- Born: Francis Ernest Dumas 1837
- Died: March 26, 1901 (aged 63–64)
- Allegiance: United States
- Branch: Union Army
- Commands: Company B of the 1st Louisiana Native Guards 2nd Louisiana Native Guards
- Conflicts: American Civil War Western Theater;

= Francis E. Dumas =

American plantation owner (1837–1901)

Francis Ernest Dumas (1837 – March 26, 1901) was an American plantation owner and slaveholder of Louisiana. He was of African American and Creole heritage, and served as an officer in the Union Army during the American Civil War.

==Biography==
Francis E. Dumas, born in 1837, was the son of plantation owner Joseph Dumas and was an octoroon from his mother's side. He spoke five languages and had lived in France for some time, inheriting the sugar plantation upon his return. There was no simple way for him to free his slaves under Louisiana state law.

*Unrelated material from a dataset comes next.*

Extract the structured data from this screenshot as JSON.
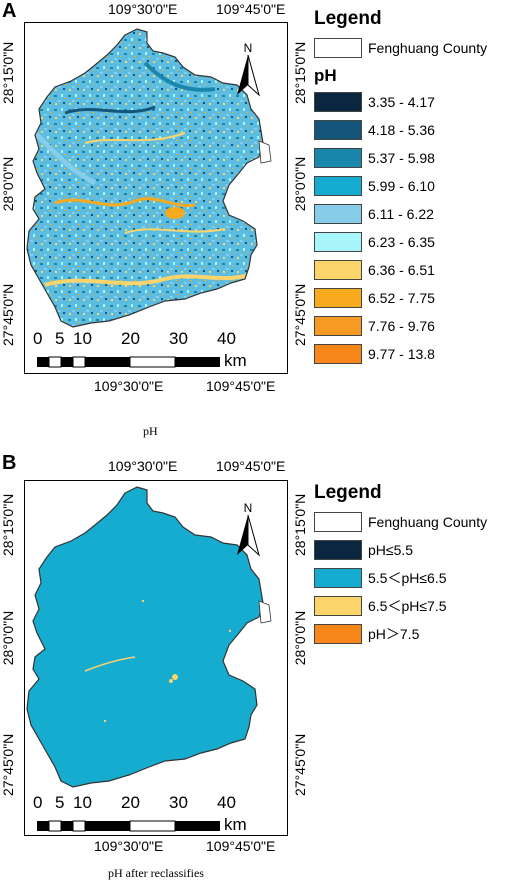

When the Civil War began, Dumas freed over 100 of his slaves and enlisted them as a company in the Union Army. He accordingly was commissioned as Captain of Company B of the 1st Louisiana Native Guards and received a promotion to Major in the 2nd Louisiana Native Guards, one of the highest ranks achieved by an African American during the war. He saw combat in the western theater and resigned his commission over disputes on July 3, 1863.

He was a candidate for Lieutenant Governor in 1868 on the James G. Taliaferro ticket backed by publisher Louis Charles Roudanez. He turned down a nomination to be Louisiana's Republican Party nominee for Lieutenant Governor after losing the nomination for governor to Henry C. Warmoth by a few votes on the second ballot after leading the first. Dumas was chosen by President Ulysses S. Grant as minister to Liberia in 1869, but turned it down.

Dumas was initially a candidate for Louisiana Secretary of State on the 1872 Liberal Party Ticket, headed by D.B. Penn for Governor. However, he left the ticket by September 1 before the election when John McEnery became the new candidate for governor, and D.B. Penn took the Lt. Governor spot. Dumas was replaced by another black man, Samuel Armstead.